Diederik Greive wil aan lezers van Mr. vooral duidelijk maken dat hij bij de besluitvorming over opsporingsberichtgeving magistratelijke afwegingen maakt. Greive is bij het Openbaar Ministerie verantwoordelijk voor opsporingsberichten, en daarmee voor het programma Opsporing Verzocht dat vorige week een spectaculair succes boekte met het oplossen van de dertien jaar oude moord op Alex Wiegmink.
“Dit is een prachtig vak hè,” zegt Grieve in een interview in Mr. Magazine dat 8 november verschijnt. “Als officier maak je juridische afwegingen, met de voeten in de klei.” Het OM vraagt zich bij het uitzenden van beelden in programma’s als Opsporing Verzocht altijd af of de ernst van het misdrijf de privacyinbreuk rechtvaardigt. Greive heeft het in dit verband over juridische medialogica: de vraag hoe een juridische afweging uitwerkt in de media.
Diederik Greive heeft sinds 2006 heeft de landelijke portefeuille opsporingsberichtgeving in handen, eerst als hoofdofficier van Middelburg, en later als hoofdofficier van het Parket-Generaal in Den Haag. “Burgers die zelf opsporing doen, dat raakt aan mijn uitgangspunten.”

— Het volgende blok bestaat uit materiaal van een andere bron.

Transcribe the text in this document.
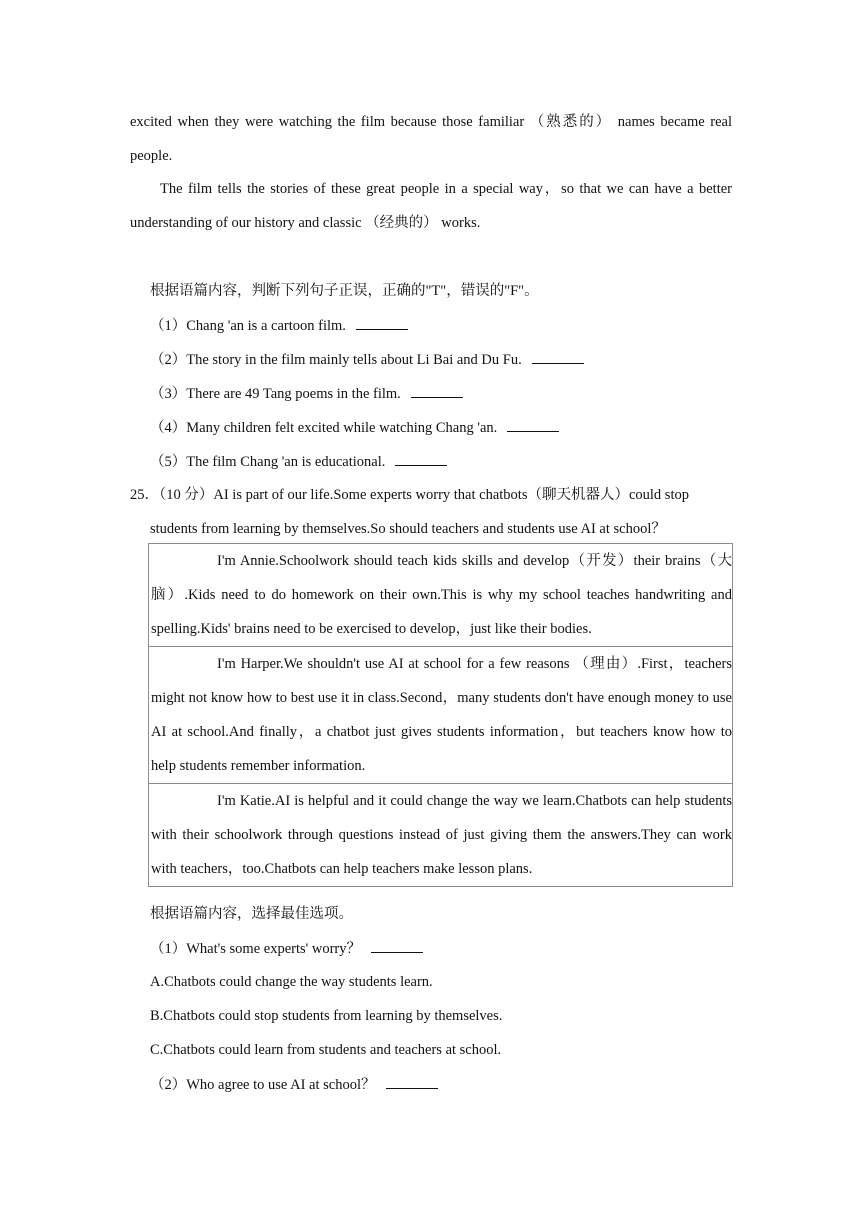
excited when they were watching the film because those familiar （熟悉的） names became real
people.
The film tells the stories of these great people in a special way，so that we can have a better
understanding of our history and classic （经典的） works.
根据语篇内容，判断下列句子正误，正确的"T"，错误的"F"。
（1）Chang 'an is a cartoon film.
（2）The story in the film mainly tells about Li Bai and Du Fu.
（3）There are 49 Tang poems in the film.
（4）Many children felt excited while watching Chang 'an.
（5）The film Chang 'an is educational.
25．（10 分）AI is part of our life.Some experts worry that chatbots（聊天机器人）could stop
students from learning by themselves.So should teachers and students use AI at school？
I'm Annie.Schoolwork should teach kids skills and develop（开发）their brains（大脑）.Kids need to do homework on their own.This is why my school teaches handwriting and spelling.Kids' brains need to be exercised to develop，just like their bodies.

I'm Harper.We shouldn't use AI at school for a few reasons （理由）.First，teachers might not know how to best use it in class.Second，many students don't have enough money to use AI at school.And finally，a chatbot just gives students information，but teachers know how to help students remember information.

I'm Katie.AI is helpful and it could change the way we learn.Chatbots can help students with their schoolwork through questions instead of just giving them the answers.They can work with teachers，too.Chatbots can help teachers make lesson plans.
根据语篇内容，选择最佳选项。
（1）What's some experts' worry？
A.Chatbots could change the way students learn.
B.Chatbots could stop students from learning by themselves.
C.Chatbots could learn from students and teachers at school.
（2）Who agree to use AI at school？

In het interview blikt Greive terug op de mishandelingszaak in Eindhoven die later bekend is geworden als de ‘kopschopperszaak’. Al spreekt Greive liever over de ‘Vestdijk-zaak’ naar de straat waar de mishandeling plaatsvond. “Dat is belangrijk, omdat kopschoppen een frame is, een etiket dat er door anderen is opgeplakt.”
Om de daders te pakken besloot de officier van justitie de camerabeelden van deze mishandeling uit te zenden in het regionale opsporingsprogramma Bureau Brabant. De beelden gingen snel viraal, en de jongens werden gepakt.
Welke lessen trekt het OM uit deze zaak? “Voor ons is belangrijk dat het uitzenden van beelden mag. Daar staat concreet niets over in het Wetboek van Strafvordering, en toch kan de officier dat doen binnen de bestaande regels. Verder is een persofficier uiteindelijk een mediaofficier en moet die kunnen ‘mediadenken’, maar wel blijven uitkijken voor trial by media.”